O Governo Regional, através da GESBA – Empresa de Gestão do Setor da Banana da Madeira, iniciou uma transformação decisiva no setor agrícola regional ao anunciar a substituição progressiva dos sacos de plástico por sacos de TNT (tecido não tecido). Esta medida ecológica representa muito mais do que uma troca de materiais: é um compromisso firme com a sustentabilidade ambiental, com a reutilização, com a economia circular e com os produtores de Banana da Madeira, que continuarão a receber gratuitamente os novos sacos.
Menos plástico. Mais responsabilidade.
Os tradicionais sacos de plástico, apesar de práticos, geram resíduos com elevado impacto ambiental e são menos eficientes no desenvolvimento do cacho. Com a introdução dos sacos de TNT — reutilizáveis, mais resistentes e biodegradáveis — a GESBA dá um passo essencial na redução da pegada ecológica do setor. Ao serem reutilizáveis por vários ciclos produtivos, os novos sacos permitirão, no futuro, uma significativa diminuição do consumo de materiais e da produção de resíduos, contribuindo para uma agricultura mais limpa, mais consciente e mais amiga do ambiente.
Além disso, esta inovação não implica qualquer encargo adicional para os produtores, uma vez que os sacos continuam a ser fornecidos gratuitamente.
Transição gradual e acompanhada
A substituição será feita de forma faseada, garantindo uma adaptação tranquila por parte dos produtores. Durante este período, a GESBA continuará a disponibilizar gratuitamente tanto os sacos de TNT acabando paulatinamente com o saco de plástico. Trata-se de uma mudança com responsabilidade, mas sem custos para os produtores, mantendo o apoio constante ao setor.

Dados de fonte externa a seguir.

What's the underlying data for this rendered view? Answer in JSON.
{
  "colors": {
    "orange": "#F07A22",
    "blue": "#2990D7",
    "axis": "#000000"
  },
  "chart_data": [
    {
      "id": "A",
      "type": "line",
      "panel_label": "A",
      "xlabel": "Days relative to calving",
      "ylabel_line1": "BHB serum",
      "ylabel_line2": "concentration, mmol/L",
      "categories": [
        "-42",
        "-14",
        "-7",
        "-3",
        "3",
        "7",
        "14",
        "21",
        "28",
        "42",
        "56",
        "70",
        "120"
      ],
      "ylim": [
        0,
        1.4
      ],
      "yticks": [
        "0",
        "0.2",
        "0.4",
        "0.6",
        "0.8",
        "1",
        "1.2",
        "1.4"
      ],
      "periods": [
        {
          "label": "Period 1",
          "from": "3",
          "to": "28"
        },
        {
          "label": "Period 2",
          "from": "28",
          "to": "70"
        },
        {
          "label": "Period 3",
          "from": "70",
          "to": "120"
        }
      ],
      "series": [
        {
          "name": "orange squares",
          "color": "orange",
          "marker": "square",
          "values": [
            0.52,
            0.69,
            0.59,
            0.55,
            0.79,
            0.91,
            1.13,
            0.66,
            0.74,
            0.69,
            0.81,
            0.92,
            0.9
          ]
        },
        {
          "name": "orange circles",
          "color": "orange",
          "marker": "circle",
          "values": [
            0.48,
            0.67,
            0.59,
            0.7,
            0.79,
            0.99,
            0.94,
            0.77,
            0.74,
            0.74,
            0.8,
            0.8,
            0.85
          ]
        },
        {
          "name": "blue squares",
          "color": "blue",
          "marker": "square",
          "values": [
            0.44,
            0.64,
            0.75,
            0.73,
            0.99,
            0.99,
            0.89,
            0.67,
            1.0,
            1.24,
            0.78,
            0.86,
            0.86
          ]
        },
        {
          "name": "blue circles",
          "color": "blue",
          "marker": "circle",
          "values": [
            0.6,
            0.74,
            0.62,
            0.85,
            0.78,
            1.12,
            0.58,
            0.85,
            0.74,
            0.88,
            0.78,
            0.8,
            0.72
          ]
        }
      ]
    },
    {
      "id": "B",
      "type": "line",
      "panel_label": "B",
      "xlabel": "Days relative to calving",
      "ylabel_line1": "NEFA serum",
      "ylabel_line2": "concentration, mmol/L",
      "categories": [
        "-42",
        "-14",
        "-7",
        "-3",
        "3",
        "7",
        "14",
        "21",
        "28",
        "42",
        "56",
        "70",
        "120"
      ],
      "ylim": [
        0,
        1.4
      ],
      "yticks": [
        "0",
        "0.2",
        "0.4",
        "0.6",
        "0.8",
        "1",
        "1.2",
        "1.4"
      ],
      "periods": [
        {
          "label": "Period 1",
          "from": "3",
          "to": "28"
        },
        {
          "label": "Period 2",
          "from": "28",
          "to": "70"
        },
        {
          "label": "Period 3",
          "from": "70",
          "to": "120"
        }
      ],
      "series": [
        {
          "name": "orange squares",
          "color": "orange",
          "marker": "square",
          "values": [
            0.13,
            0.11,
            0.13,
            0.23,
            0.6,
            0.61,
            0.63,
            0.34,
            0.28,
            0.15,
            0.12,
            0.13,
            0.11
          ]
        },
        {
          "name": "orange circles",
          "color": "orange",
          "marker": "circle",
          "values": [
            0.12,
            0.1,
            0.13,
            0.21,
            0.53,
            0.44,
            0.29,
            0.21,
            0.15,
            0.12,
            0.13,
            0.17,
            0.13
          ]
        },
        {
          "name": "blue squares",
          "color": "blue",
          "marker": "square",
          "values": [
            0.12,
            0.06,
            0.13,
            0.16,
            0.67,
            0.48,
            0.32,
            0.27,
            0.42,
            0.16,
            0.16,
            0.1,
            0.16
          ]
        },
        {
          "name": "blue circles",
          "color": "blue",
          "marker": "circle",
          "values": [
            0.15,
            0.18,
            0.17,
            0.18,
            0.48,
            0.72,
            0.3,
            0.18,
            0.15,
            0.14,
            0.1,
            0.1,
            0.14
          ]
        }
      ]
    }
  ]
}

Formação e apoio técnico especializado
Para assegurar uma transição eficaz, a GESBA disponibilizará formação especializada e acompanhamento técnico. O objetivo é garantir que os produtores tiram o máximo partido dos sacos reutilizáveis, percebendo não só as vantagens ambientais como também os benefícios diretos na qualidade da banana. Uma melhoria já visível nas explorações piloto que utilizam sacos de TNT desde 2024.
Investimento com impacto real
A aquisição dos sacos decorre de um concurso público promovido pela GESBA, que prevê a entrega de 1,2 milhões de unidades, num investimento total de 241 mil euros. Este é um investimento expressivo e inteiramente suportado pela empresa, com um objetivo claro de promover a sustentabilidade do setor, melhorar a qualidade da Banana da Madeira e garantir melhores condições para os produtores. Ao assegurar a gratuitidade dos sacos, a GESBA reforça o seu compromisso com uma agricultura mais eficiente, responsável e orientada para o futuro, colocando o interesse dos produtores no centro da sua estratégia de modernização e valorização do setor.
Durante uma visita a uma exploração já adaptada ao novo sistema, o Secretário Regional da Agricultura e Pescas, Nuno Maciel, constatou “in loco” a eficácia dos sacos de TNT, a sua reutilização prática e o impacto positivo na qualidade da Banana da Madeira. “O caminho a seguir é este”, afirmou o governante.
“Esta é uma medida que se insere numa lógica de agricultura 4.0, onde inovação e sustentabilidade andam de mãos dadas. A aposta em práticas sustentáveis é um desígnio que se pretende para toda a agricultura madeirense. Acreditamos que esta é a via certa para garantir o futuro do setor, acrescentar valor aos nossos produtos, tornar a produção mais eficiente e responder às exigências dos mercados regional e nacional, onde os consumidores são mais exigentes e mais bem informados. Tudo isto com um objetivo muito claro: valorizar o trabalho dos nossos produtores, preservar o ambiente, diminuir os custos com os resíduos”, sublinha o Secretário Regional Nuno Maciel.
Reutilizar é mudar mentalidades
A iniciativa faz parte de uma estratégia verde alargada, que procura consolidar a confiança do consumidor e preparar o setor para os desafios do futuro. A marca Banana da Madeira, reconhecida como Escolha Sustentável 2025 pela “Escolha do Consumidor”, assume assim a responsabilidade de continuar a liderar pelo exemplo, com soluções que beneficiem os produtores, os consumidores e o meio ambiente.
“Ser reconhecidos como marca sustentável é motivo de orgulho, mas também uma obrigação de continuar a melhorar. Acreditamos que proteger o planeta pode e deve ser simples, acessível e eficaz. E é isso que estamos a fazer, com medidas concretas, sem custos para os produtores e com impacto real no futuro”, conclui o Secretário Regional, Nuno Maciel.